PAPO DE CALCINHA: VOCÊ JÁ RECEBEU ALGUM PRESENTE DE GREGO?

sexta-feira, abril 12, 2013

ROTINA




POR LETÍCIA VIDICA

06h30. O despertador toca. Que musiquinha chata! Eu sempre prometo a mim mesma que vou trocar a música do despertador do celular, mas sempre esqueço e só relembro a minha promessa quando ele toca essa musiquinha chata. Ok. Eu já ouvi! Ainda tenho uma folguinha e o soneca vai me acordar. Viro para o outro lado da cama e esqueço da vida. Meu nome, que dia é hoje e que eu tenho que trabalhar.

07h00. Meu Deus! Estou atrasada. O despertador tocou? Eu juro que ativei o soneca. Quase sempre sou surpreendida por isso também. Levanto correndo, tropeçando nos meus passos e zonza de sono. Corro para o chuveiro. Tudo tem que ser milimetricamente calculado, mas todo dia é sempre igual.

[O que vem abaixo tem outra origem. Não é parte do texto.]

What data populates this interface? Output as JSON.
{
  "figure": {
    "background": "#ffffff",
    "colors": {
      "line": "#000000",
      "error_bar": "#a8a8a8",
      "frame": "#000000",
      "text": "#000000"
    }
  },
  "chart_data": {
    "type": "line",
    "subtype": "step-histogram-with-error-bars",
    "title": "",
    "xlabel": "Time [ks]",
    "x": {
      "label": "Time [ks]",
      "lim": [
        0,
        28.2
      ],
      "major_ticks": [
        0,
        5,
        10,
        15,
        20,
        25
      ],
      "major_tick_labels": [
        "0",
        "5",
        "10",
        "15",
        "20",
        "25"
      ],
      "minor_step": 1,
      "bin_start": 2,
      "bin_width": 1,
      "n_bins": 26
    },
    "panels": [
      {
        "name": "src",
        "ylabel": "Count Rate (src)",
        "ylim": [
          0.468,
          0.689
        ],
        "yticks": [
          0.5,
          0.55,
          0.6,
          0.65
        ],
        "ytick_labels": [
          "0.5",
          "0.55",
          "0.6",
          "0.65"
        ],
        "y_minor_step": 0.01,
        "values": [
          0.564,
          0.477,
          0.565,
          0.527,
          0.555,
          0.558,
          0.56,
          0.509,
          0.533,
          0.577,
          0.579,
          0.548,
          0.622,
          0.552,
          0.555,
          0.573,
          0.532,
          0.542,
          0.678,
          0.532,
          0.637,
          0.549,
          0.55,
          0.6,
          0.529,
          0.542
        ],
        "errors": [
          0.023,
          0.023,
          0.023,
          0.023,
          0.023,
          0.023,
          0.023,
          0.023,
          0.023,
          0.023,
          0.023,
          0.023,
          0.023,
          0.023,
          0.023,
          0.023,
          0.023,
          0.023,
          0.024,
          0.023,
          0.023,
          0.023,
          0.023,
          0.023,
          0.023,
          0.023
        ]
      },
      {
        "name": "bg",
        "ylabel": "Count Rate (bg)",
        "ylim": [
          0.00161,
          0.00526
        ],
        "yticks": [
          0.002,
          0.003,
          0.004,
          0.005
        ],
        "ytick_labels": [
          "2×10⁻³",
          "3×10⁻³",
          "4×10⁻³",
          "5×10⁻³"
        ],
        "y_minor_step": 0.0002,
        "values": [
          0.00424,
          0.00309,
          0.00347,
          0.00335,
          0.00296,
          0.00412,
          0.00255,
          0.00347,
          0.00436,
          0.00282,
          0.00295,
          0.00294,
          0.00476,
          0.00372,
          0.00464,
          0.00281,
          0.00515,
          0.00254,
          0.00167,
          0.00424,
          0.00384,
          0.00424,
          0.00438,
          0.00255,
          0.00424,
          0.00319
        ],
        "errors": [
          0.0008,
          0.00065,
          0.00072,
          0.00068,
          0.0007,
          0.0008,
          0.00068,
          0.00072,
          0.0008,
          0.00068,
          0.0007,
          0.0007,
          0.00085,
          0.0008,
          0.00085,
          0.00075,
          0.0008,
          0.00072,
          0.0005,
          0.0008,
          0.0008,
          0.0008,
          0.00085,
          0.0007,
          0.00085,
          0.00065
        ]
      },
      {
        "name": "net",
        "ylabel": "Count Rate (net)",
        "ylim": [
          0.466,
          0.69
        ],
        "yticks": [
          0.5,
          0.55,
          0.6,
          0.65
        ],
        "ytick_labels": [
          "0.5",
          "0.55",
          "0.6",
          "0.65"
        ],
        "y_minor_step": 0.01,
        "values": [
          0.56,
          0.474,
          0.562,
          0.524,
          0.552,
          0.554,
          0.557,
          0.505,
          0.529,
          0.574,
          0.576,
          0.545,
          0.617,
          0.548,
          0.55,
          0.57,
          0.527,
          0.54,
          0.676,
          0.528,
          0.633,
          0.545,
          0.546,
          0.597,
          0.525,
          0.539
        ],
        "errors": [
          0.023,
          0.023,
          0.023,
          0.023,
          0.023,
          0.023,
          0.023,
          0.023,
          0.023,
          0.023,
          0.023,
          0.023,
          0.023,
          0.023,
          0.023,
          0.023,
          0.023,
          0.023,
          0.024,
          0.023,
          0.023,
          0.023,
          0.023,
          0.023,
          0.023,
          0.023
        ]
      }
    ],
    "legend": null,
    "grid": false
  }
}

Depois do banho, começa a saga da roupa. Eu tenho costume de pensar na noite anterior o que vou vestir no dia seguinte. O problema é que, quase sempre, no dia seguinte eu nunca acho alguma peça que eu escolhi. Ai, meu Deus, cadê aquela camisa? Eu jurava que eu vi essa bendita aqui no meu guarda-roupa. Desmonto o meu armário inteiro. Peça para lá, peça pra cá e nada de achar a tal da blusa. Até que algum anjo me faz lembrar que ela está para passar.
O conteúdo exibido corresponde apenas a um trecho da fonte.